Management said 2016 volumes will rise by 1% to 3%, fueled by project startups in Alaska, Australia and Canada oil sands
ConocoPhillips (ticker: COP) is ramping down its 2016 operations, with the majority of the pullback focused on North America.
The 2016 guidance release, issued on December 10, 2015, outlines a capital budget of $7.7 billion – about 25% below its anticipated capital spending of $10.2 billion in 2015. Operating costs are forecasted to drop to $7.7 billion from $8.2 billion in the same time frame. Overall, expenditures for development and operating costs in 2016 are projected to be about 16% lower on a year-over-year basis.

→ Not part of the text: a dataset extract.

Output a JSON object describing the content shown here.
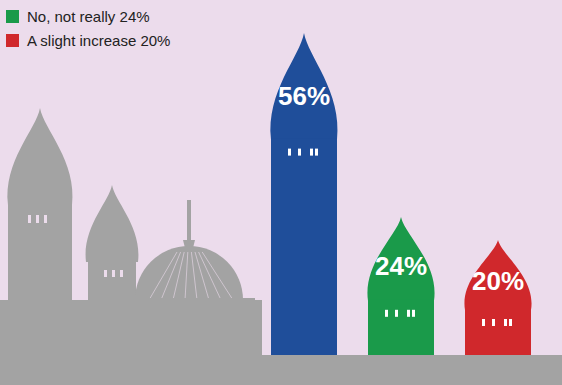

The budget is 55% below 2014 expenditures, and Raymond James Equity Research points says Hess Corp. (ticker: HES) and Marathon Petroleum (ticker: MPC) are planning to trim 2016 expenditures by 27% and 29% on a year-over-year basis, but have not made the announcements official just yet.
Chevron (ticker: CVX) took a similar approach in its guidance, announcing a budget 24% below its 2015 levels and naming the dividend its top priority. About 70% of Chevron’s $26.6 billion spending plan will be directed outside of the United States on what management described as “short-term, high-yield projects.”
ConocoPhillips in 2016
The operating plan “recognizes the current environment, which remains challenging,” said Ryan Lance Chairman and Chief Executive Officer of ConocoPhillips. Lance said about $0.4 billion of the operating costs are associated with pursuing an exit from certain deepwater exploration. All guidance excludes any COP activity in Libya.
Capital activity in the continental United States and Canada is anticipated to drop by 30% from 2015 levels, and will garner 34% and 10%, respectively, of its 2016 guidance. Other areas of operation in Alaska, Europe and Asia Pacific/Middle East will decline in terms of capital allocation by anywhere from 18% to 30%.
Despite the pullback, COP believes 2015 production guidance will reach its range of 1,515 to 1,525 MBOEPD, adjusted for dispositions. Management said 2016 volumes will rise by 1% to 3%, fueled by project startups in Alaska, Australia and Canada oil sands.
Sales are Underway
The forecasted $2.3 billion of asset sales have already executed $0.6 billion to date, allowing the company to get a running start into 2016. The $1.7 billion in additional sales are apparently already in place and expected to close in early 2016, and COP will explore non-core asset sales in the 2016 environment. Its stake in an Indonesian gas project is fielding offers – along with its deepwater assets, which do not have any associated reserves due to being in the exploration phase.
The Dividend is Sacrosanct
In line with previous quarterly reports and announcements, ConocoPhillips reiterated that its dividend is of utmost importance. “We view the dividend level as a long-term decision, and we’ve been in the current low price cycle for a relatively short period of time,” Lance said. “We’re choosing to exercise flexibility during this downturn through CapEx and the balance sheet if necessary, not via the dividend.”
The company actually increased its dividend in 2015 amid the commodity downturn. Lance described the increase as a “modest yet important signal to our owners.” Raymond James points out that COP’s 6% yield is significantly higher than any non-integrated United States producer.